Sherlock Holmes makes a curious video game debut in...Japan on December 11, 1986


Cast your gaze back to a most improbable day, December the 11th, 1986, a date which, according to the vast and frequently contradictory archives of video game history, marked the arrival of something quite extraordinary on the Japanese Nintendo Famicom. While the rest of the world was likely grappling with the existential dread of waiting five minutes for a dial-up modem to connect, the discerning gamers of Japan were being offered a slice of pure, unadulterated, pixelated deduction. The game was titled Sherlock Holmes: Hakushaku Reijō Yūkai Jiken. Which, for those of you not intimately familiar with the phonetic nuances of the Japanese language and the dramatic flair of Victorian crime, translates roughly to "Sherlock Holmes: The Abduction of Miss Earl." Or Countess. Or something equally aristocratic and prone to being kidnapped, as these things often are.

The core gameplay involved fisticuffs, Yngwie Malmsteenesque high leg kicks, and the painstaking gathering of non-sequitur clues and random conversations that made very little sense, even when painstakingly translated years later by dedicated fans with an excess of time and a shortage of other hobbies. It perfectly encapsulated the British detective experience, provided the British detective experience involved a great deal of pixelated pacing and questioning a man about his mustache for an hour and a half.

Holmes inexplicably barges into grand Victorian homes on the high streets in every city he travels to, and gets called on the carpet for it by the rogue's gallery of residents within each one. These homes have so many floors, so many staircases, so many bathrooms, that Downton Abbey would hang its eaves in shame. Accused of being a burglar and a thief, he proceeds to pocket any items he finds in the well-appointed houses that might assist him later in his investigation. Of course, this did echo Holmes' occasional willingness to break the law in the service of solving a case in the original stories. And his violin even makes the leap from the printed page for a pixelated appearance in the game.

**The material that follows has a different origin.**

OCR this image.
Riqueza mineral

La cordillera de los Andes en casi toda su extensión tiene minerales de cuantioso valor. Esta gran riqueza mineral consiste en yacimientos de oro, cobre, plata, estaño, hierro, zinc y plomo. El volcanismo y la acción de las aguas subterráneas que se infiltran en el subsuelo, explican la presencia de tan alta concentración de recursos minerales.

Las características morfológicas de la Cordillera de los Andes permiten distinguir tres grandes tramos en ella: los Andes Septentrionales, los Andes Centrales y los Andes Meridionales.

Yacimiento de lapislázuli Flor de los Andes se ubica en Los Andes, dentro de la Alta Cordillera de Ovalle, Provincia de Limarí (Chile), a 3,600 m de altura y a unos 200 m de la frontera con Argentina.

If you ever wanted to explore the sewers of major cities in the United Kingdom, this is the game for you. On the flip side, Holmes takes in the fresh air in a picturesque park, a true English pleasure garden, in each metropolis. 

Sherlock Holmes for Famicom has perhaps the best NPC dialogue of any 8-bit title. "Face tomorrow and roar!" "Medicine is the water of life." "I've torn my trousers." "Oh, it's a UFO!" "Do you believe in God?" And these townspeople are unfailingly patriotic, if nothing else. "Long live Great Britain!" "Long live Her Majesty, the Queen!" "The Beatles are the best!"

Events will come to a head in a moldy castle in Glasgow. But the biggest mystery is, why would a British icon, equally beloved in America, only be brought to the Nintendo platform in Japan, and not in the West? Surely, Moriarty had a hand in such nefarious schemes!

All we know for sure is that children across Japan suddenly discovered a burning ambition to wear inverness capes and say “Elementary” a lot. A nation was gripped by detective fever, or possibly dyspepsia; it was the eighties, the two were easily confused. But the Japanese winter school break of 1986-87 was a cozy one for many, with a steaming cup of tea in one hand and a Famicom controller in the other, bridging the Victorian and Edwardian ages vicariously through the world's most famous consulting detective. Meanwhile, Baker Street Irregulars in the U.S. and U.K. could only turn back to their dog-eared Arthur Conan Doyle paperbacks, and grumble with envy.